By Don Davis and Danielle Killey
Scammers who convince older Minnesotans to send money to people they think they are helping are targeted by a new bill.
“These scams continue to be a growing problem and we need to do all that we can to combat them,” said Rep. Joe Atkins, DFL-Inver Grove Heights. “This legislation is a great step forward and while it’s simple, it will make a huge difference in preventing these types of scams.”
Atkins and Sen. Terri Bonoff, DFL-Minnetonka, wrote the bill to protect senior citizens from what is known as wire fraud.
They said millions of dollars are lost each year, but only 5 percent of the frauds are reported.
Their bill would require wire transfer companies to confirm that the location provided by the sender is the location where the money ends up. Often, the older person thinks the money will go to help a grandchild or friend, but it ends up in the hands of a criminal.
Also, the penalty for such fraud would increase.
“Taking advantage of our seniors’ love of their grandchildren is something we cannot tolerate,” Bonoff said. “This bill is one tool of protection.”
Peggy Hiestand-Harri said her mother was scammed out of $42,000 through various wire transfers made to a Jamaican fraud ring. Her mother is in bankruptcy and is now on heating and other assistance.
Wildlife in Twin Cities
Two southern Twin Cities representatives want $6.4 million for 15 wildlife and habitat projects in the metropolitan area.
Democratic Reps. Mike Freiberg of Golden Valley and Anna Wills of Apple Valley introduced a bill with 33 other representatives to fund projects in all seven Twin Cities counties, projects such as converting existing Dakota County land to prairie and oak savanna and prevent soil erosion injurious to water quality for the brook trout population.
“These 15 projects will help protect, restore and enhance publically owned land in the metropolitan area for habitat,” Freiberg said.
Wills added: “It is only right that the needs and resources of the metro area are addressed.

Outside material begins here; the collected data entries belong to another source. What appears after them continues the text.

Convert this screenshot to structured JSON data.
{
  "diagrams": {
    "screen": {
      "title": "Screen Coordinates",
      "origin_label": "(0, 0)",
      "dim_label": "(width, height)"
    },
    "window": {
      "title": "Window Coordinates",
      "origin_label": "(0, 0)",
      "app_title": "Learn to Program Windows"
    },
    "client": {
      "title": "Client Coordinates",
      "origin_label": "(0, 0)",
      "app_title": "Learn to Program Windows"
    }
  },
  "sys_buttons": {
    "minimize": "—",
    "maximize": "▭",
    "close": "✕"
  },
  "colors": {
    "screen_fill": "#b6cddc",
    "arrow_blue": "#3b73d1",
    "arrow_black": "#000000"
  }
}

We are not seeking to take funds away from other projects.”
Use American steel
State public works projects would have to use American steel if a proposal is approved by lawmakers. The recently created Iron Ore Alliance said the bill is a top priority.
“We support the ‘Buy American’ legislation because the state’s focus on improved infrastructure should also include an emphasis on supporting Minnesota employees and communities,” Chris Masciantonio of U.S. Steel said.
The alliance of U.S. Steel and United Steelworkers said the requirement would help the Minnesota economy because of the thousands of people working in the Iron Range.
The group cited transit projects, the Minnesota Vikings stadium and St. Paul Saints ballpark as examples of upcoming construction that could be affected.
A House committee will hold the bill’s first hearing Wednesday.
Is $101 enough?
A group of Democrat lawmakers challenged their legislative colleagues to live on $101 a week, the amount the Minnesota Family Investment Program provides for a family of two.
The state program is designed to temporarily help low-income families with economic stability.
Lawmakers said the amount those in the program receive has not increased in more than 27 years.
“The low MFIP rates are shameful, and as a result more than 70,000 Minnesota children in the program are living in extreme poverty,” Sen. Patricia Torres Ray, DFL-Minneapolis, said. “No matter how hard you try, it is nearly impossible for a family of two to live on $101 a week.”
Sen. Chris Eaton, DFL-Brooklyn Center, authored a bill that would double the cash portion of the program’s monthly grant.
“We know MFIP works by providing basic temporary assistance to adults with children while they look for work or participate in job training, but it doesn’t work well if these families are hungry, homeless and can’t afford basic needs because they are living far below poverty levels,” she said.